歩の彼氏だった時もずっとそれを恐れてビクビクしていた。もし自分の知らないところで運命的な出会いを果たし、向こうにも好かれてしまったら、歩は女の子にひどいことなんて出来ないだろう。何の取り柄もない俺なんてすぐに捨ててしまうだろう。今は違っても、いつかその日が来るだろう。ずっとそう思っていた。

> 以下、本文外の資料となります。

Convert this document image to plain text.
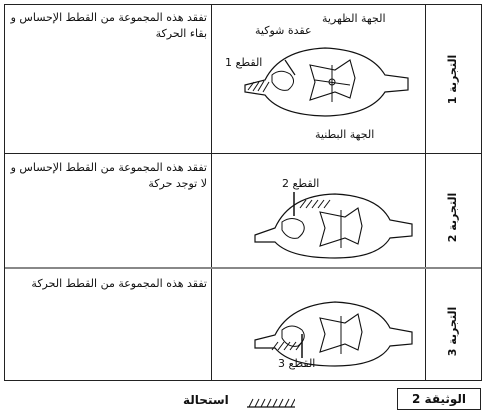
تفقد هذه المجموعة من القطط الإحساس و بقاء الحركة
تفقد هذه المجموعة من القطط الإحساس و لا توجد حركة
تفقد هذه المجموعة من القطط الحركة
التجربة 1
التجربة 2
التجربة 3
الجهة الظهرية
عقدة شوكية
القطع 1
الجهة البطنية
القطع 2
القطع 3
الوثيقة 2
استحالة
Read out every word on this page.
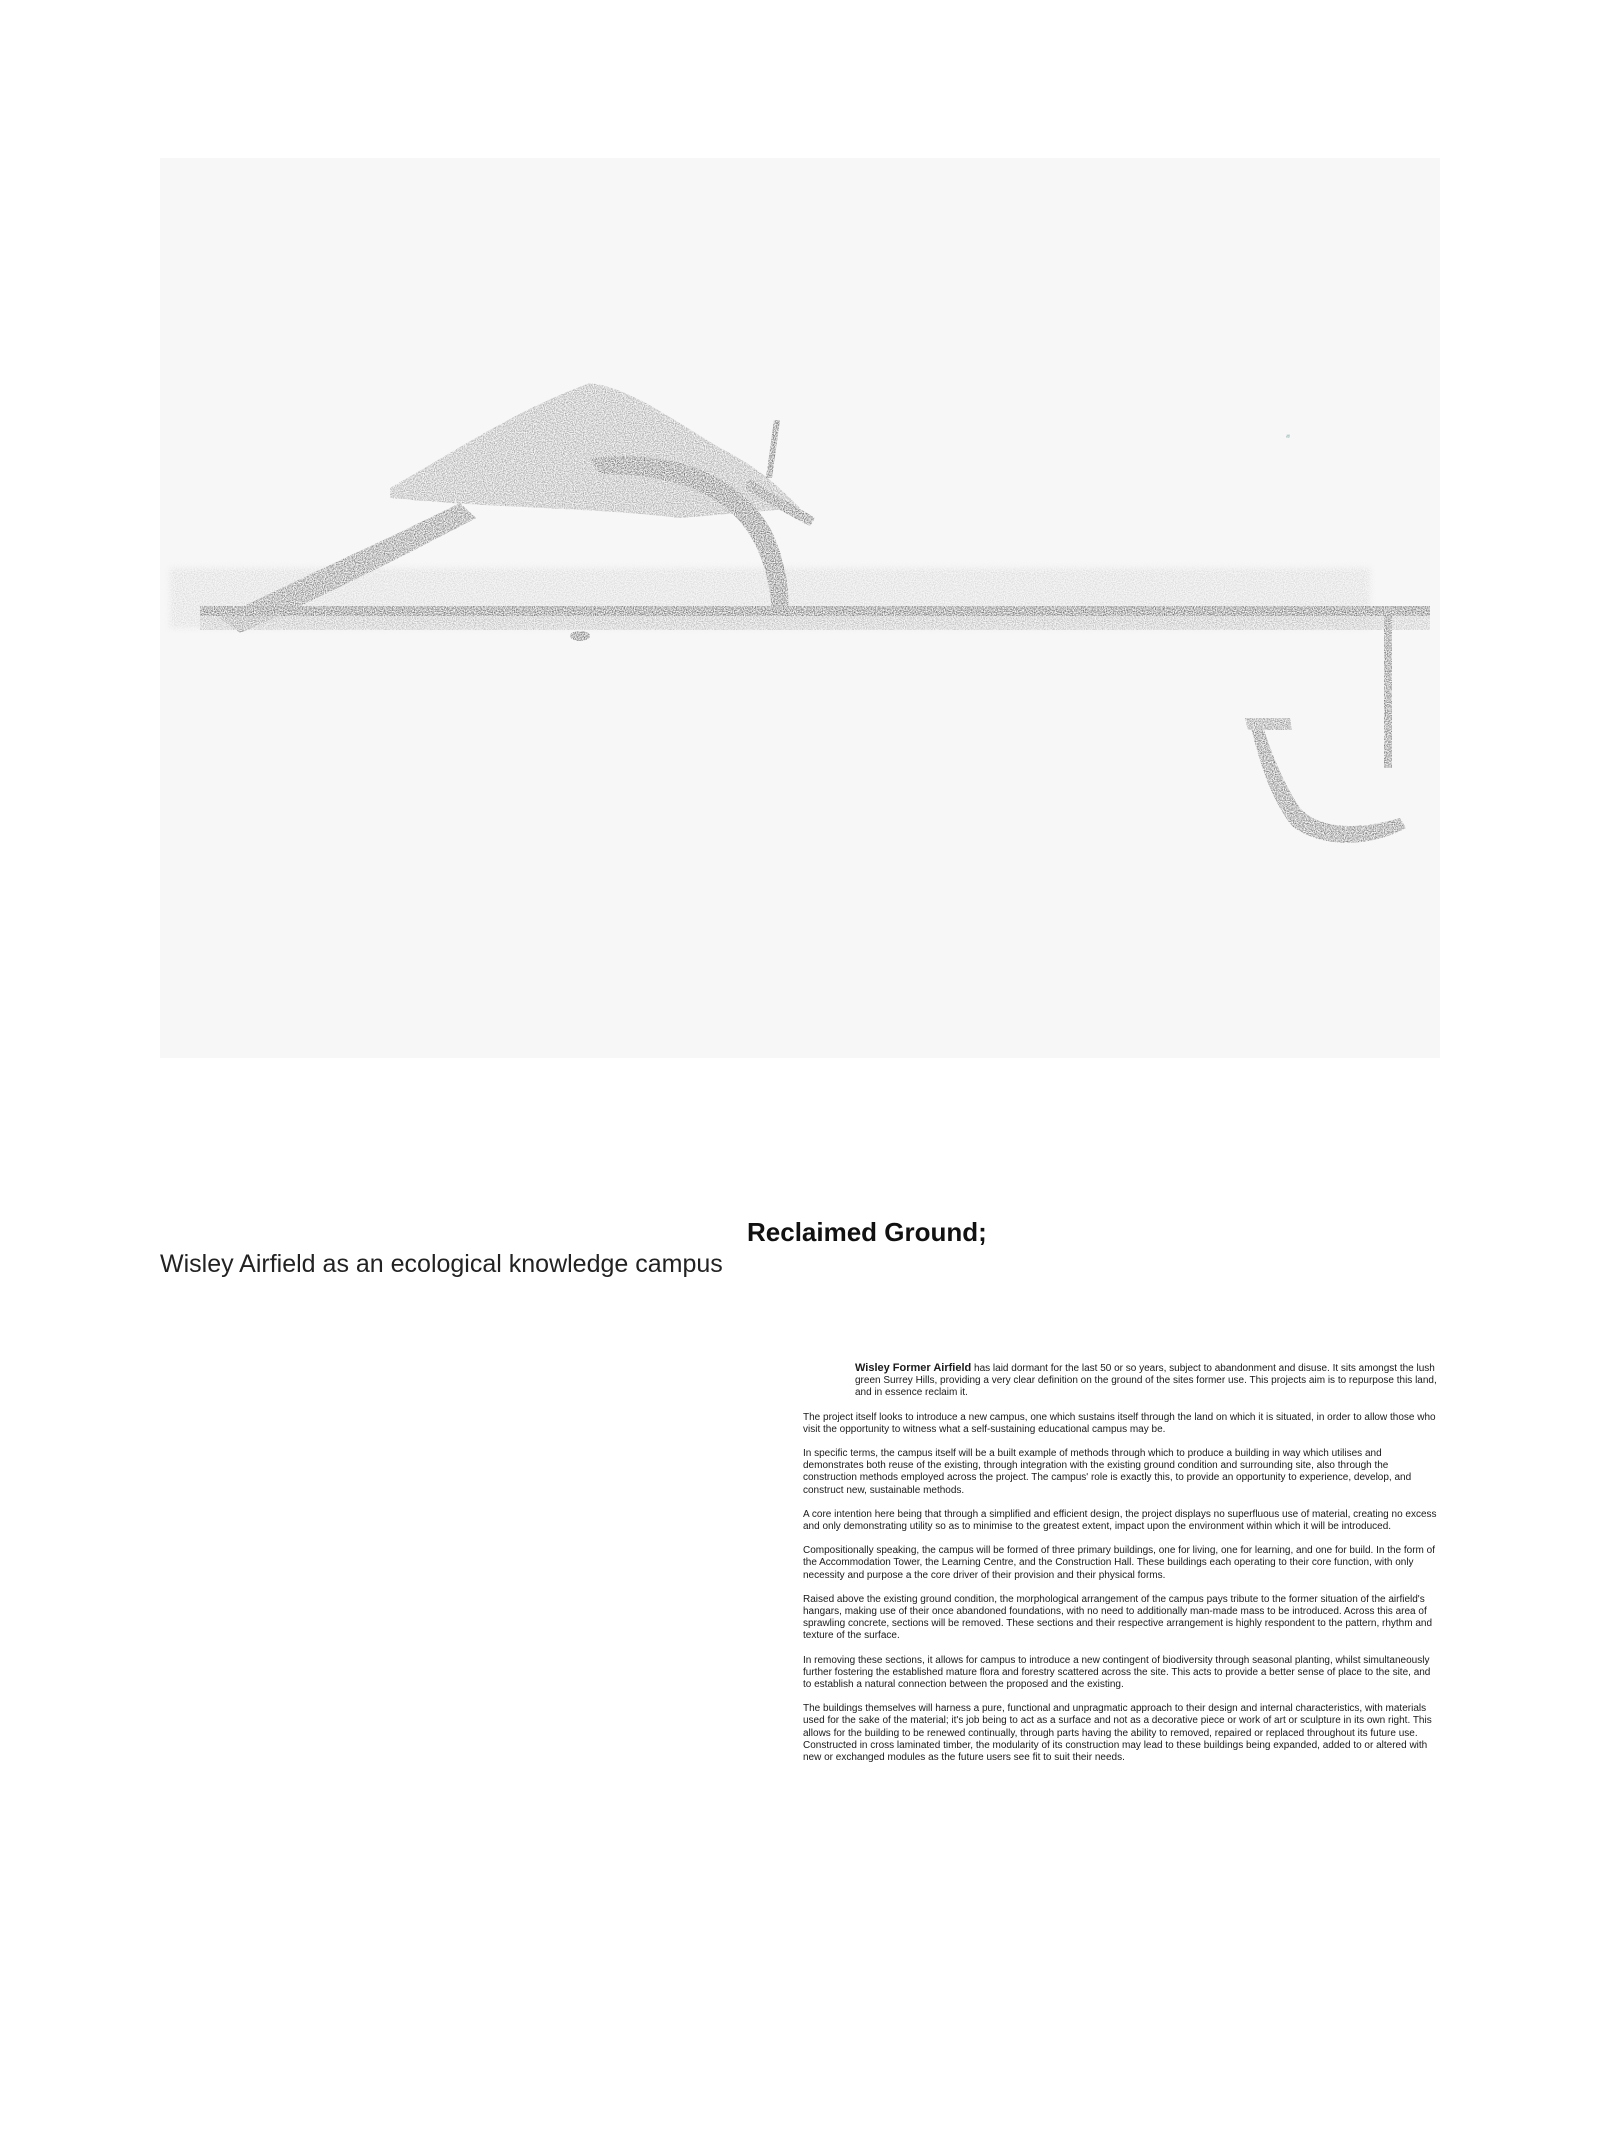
Reclaimed Ground;
Wisley Airfield as an ecological knowledge campus

Wisley Former Airfield has laid dormant for the last 50 or so years, subject to abandonment and disuse. It sits amongst the lush green Surrey Hills, providing a very clear definition on the ground of the sites former use. This projects aim is to repurpose this land, and in essence reclaim it.

The project itself looks to introduce a new campus, one which sustains itself through the land on which it is situated, in order to allow those who visit the opportunity to witness what a self-sustaining educational campus may be.

In specific terms, the campus itself will be a built example of methods through which to produce a building in way which utilises and demonstrates both reuse of the existing, through integration with the existing ground condition and surrounding site, also through the construction methods employed across the project. The campus' role is exactly this, to provide an opportunity to experience, develop, and construct new, sustainable methods.

A core intention here being that through a simplified and efficient design, the project displays no superfluous use of material, creating no excess and only demonstrating utility so as to minimise to the greatest extent, impact upon the environment within which it will be introduced.

Compositionally speaking, the campus will be formed of three primary buildings, one for living, one for learning, and one for build. In the form of the Accommodation Tower, the Learning Centre, and the Construction Hall. These buildings each operating to their core function, with only necessity and purpose a the core driver of their provision and their physical forms.

Raised above the existing ground condition, the morphological arrangement of the campus pays tribute to the former situation of the airfield's hangars, making use of their once abandoned foundations, with no need to additionally man-made mass to be introduced. Across this area of sprawling concrete, sections will be removed. These sections and their respective arrangement is highly respondent to the pattern, rhythm and texture of the surface.

In removing these sections, it allows for campus to introduce a new contingent of biodiversity through seasonal planting, whilst simultaneously further fostering the established mature flora and forestry scattered across the site. This acts to provide a better sense of place to the site, and to establish a natural connection between the proposed and the existing.

The buildings themselves will harness a pure, functional and unpragmatic approach to their design and internal characteristics, with materials used for the sake of the material; it's job being to act as a surface and not as a decorative piece or work of art or sculpture in its own right. This allows for the building to be renewed continually, through parts having the ability to removed, repaired or replaced throughout its future use. Constructed in cross laminated timber, the modularity of its construction may lead to these buildings being expanded, added to or altered with new or exchanged modules as the future users see fit to suit their needs.
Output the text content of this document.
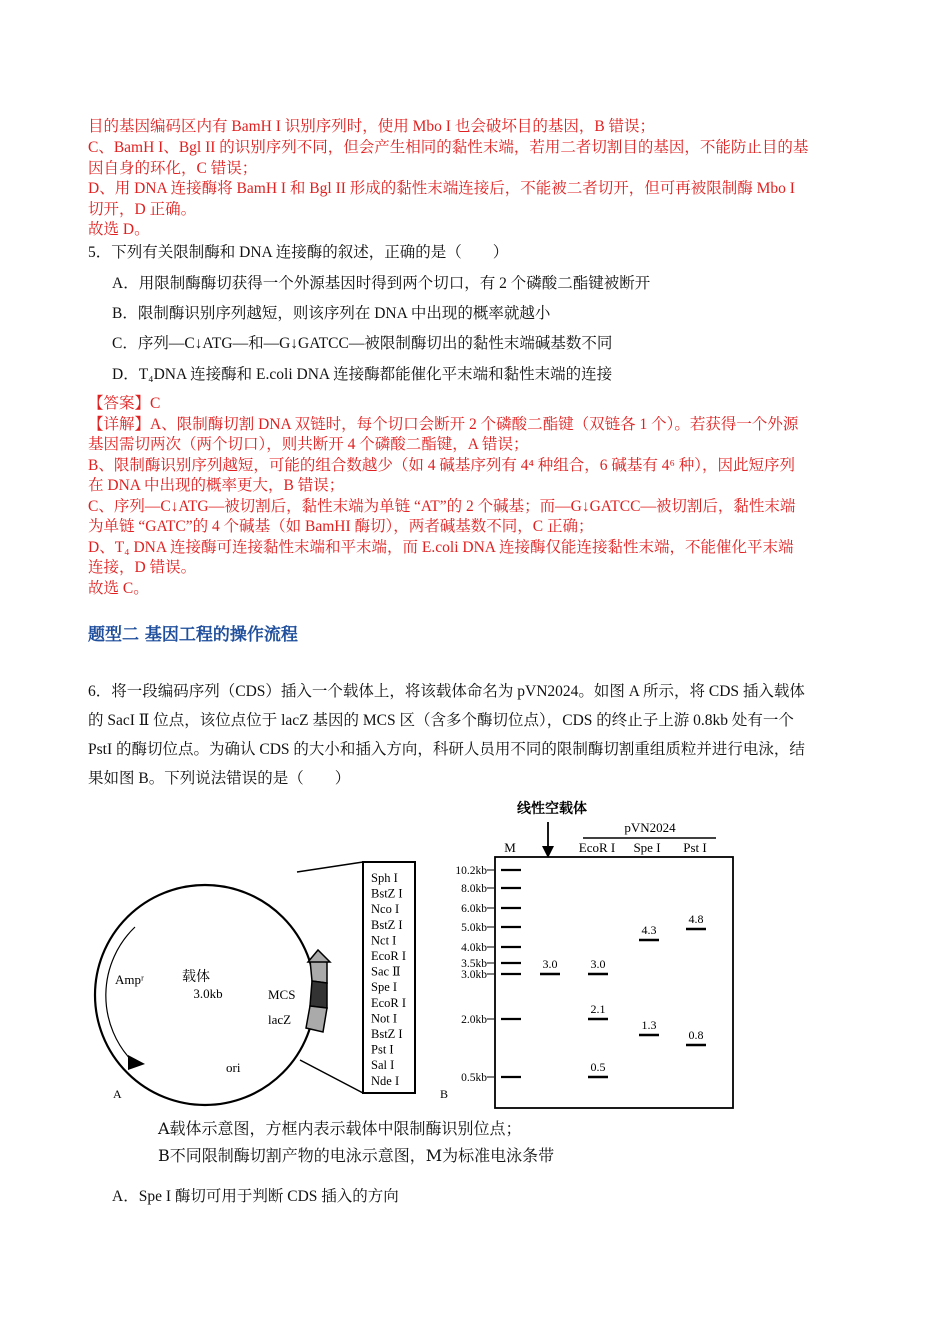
目的基因编码区内有 BamH I 识别序列时，使用 Mbo I 也会破坏目的基因，B 错误；
C、BamH I、Bgl II 的识别序列不同，但会产生相同的黏性末端，若用二者切割目的基因，不能防止目的基
因自身的环化，C 错误；
D、用 DNA 连接酶将 BamH I 和 Bgl II 形成的黏性末端连接后，不能被二者切开，但可再被限制酶 Mbo I
切开，D 正确。
故选 D。
5．下列有关限制酶和 DNA 连接酶的叙述，正确的是（　　）
A．用限制酶酶切获得一个外源基因时得到两个切口，有 2 个磷酸二酯键被断开
B．限制酶识别序列越短，则该序列在 DNA 中出现的概率就越小
C．序列—C↓ATG—和—G↓GATCC—被限制酶切出的黏性末端碱基数不同
D．T₄DNA 连接酶和 E.coli DNA 连接酶都能催化平末端和黏性末端的连接
【答案】C
【详解】A、限制酶切割 DNA 双链时，每个切口会断开 2 个磷酸二酯键（双链各 1 个）。若获得一个外源
基因需切两次（两个切口），则共断开 4 个磷酸二酯键，A 错误；
B、限制酶识别序列越短，可能的组合数越少（如 4 碱基序列有 4⁴ 种组合，6 碱基有 4⁶ 种），因此短序列
在 DNA 中出现的概率更大，B 错误；
C、序列—C↓ATG—被切割后，黏性末端为单链 “AT”的 2 个碱基；而—G↓GATCC—被切割后，黏性末端
为单链 “GATC”的 4 个碱基（如 BamHI 酶切），两者碱基数不同，C 正确；
D、T₄ DNA 连接酶可连接黏性末端和平末端，而 E.coli DNA 连接酶仅能连接黏性末端，不能催化平末端
连接，D 错误。
故选 C。
题型二 基因工程的操作流程
6．将一段编码序列（CDS）插入一个载体上，将该载体命名为 pVN2024。如图 A 所示，将 CDS 插入载体
的 SacI Ⅱ 位点，该位点位于 lacZ 基因的 MCS 区（含多个酶切位点），CDS 的终止子上游 0.8kb 处有一个
PstI 的酶切位点。为确认 CDS 的大小和插入方向，科研人员用不同的限制酶切割重组质粒并进行电泳，结
果如图 B。下列说法错误的是（　　）
载体
3.0kb
Ampʳ
ori
MCS
lacZ
A
Sph I
BstZ I
Nco I
BstZ I
Nct I
EcoR I
Sac Ⅱ
Spe I
EcoR I
Not I
BstZ I
Pst I
Sal I
Nde I
线性空载体
pVN2024
M	EcoR I Spe I Pst I
10.2kb
8.0kb
6.0kb
5.0kb
4.0kb
3.5kb
3.0kb
2.0kb
0.5kb
3.0	3.0
2.1
0.5
4.3
1.3
4.8
0.8
B
A载体示意图，方框内表示载体中限制酶识别位点；
B不同限制酶切割产物的电泳示意图，M为标准电泳条带
A．Spe I 酶切可用于判断 CDS 插入的方向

だからまさか龍のほうにその転機が来るとは微塵も考えておらず、備えもなく翻弄されてこのざまなのだけれど。そういう意味でもその不安は決して疑心暗鬼のいたずらじゃないと教えてあげたい。用心して、さらに仲を深めておくのが得策だ。
「たまちゃんも女の子なんだね~」
「言い方な」
言わんとするところはわかるし同意するが、それにしてもあんまりだった。流れから見てもおかしい。女子は不安になるとみんな毒を盛ろうとするわけじゃない。たまたま一二三の場合は環境と知識と動機が揃ってしまっただけだ。どう捌いていいか龍がひとりモヤモヤしていると、歩が「腹減った」と言い出す。すると宇賀神がトリートしてくれた。
「ねえ須恵、うちに来たとき両親の話したよね?」
「ああ……なれそめの話? 初めて会った時なんとなく特別な感じがしたっていう」
「私も須恵と初対面の時そう感じたから結婚相手かと思ったの」
「っ、」
「ええ?!」
視線があちこちから突き刺さった。俺よりでかいリアクションをするなと歩を睨む。宇賀神も目を丸くしている。
「でも周りの女の子たちが話してるの聞いて、グイグイこないっていうかいやらしくないっていうか……そういうのがちょっと変わってるんだって気づいて、そしたら塞と付き合ってるってわかって納得した」
「あー……」
それはあるあるのような気がする。美容師をしているゲイの知人は、客は圧倒的に女性が多いと言っていた。物腰がやわらかく丁寧で、下心がないのが知らず態度にも滲み出ているためか安心してくれるらしい。逆に男性客は見繕うつもりがなくてもつい癖でタッチが多くなってしまったり、髪とは関係ないところまで観察してしまって微妙に避けられたりするとかなんとか。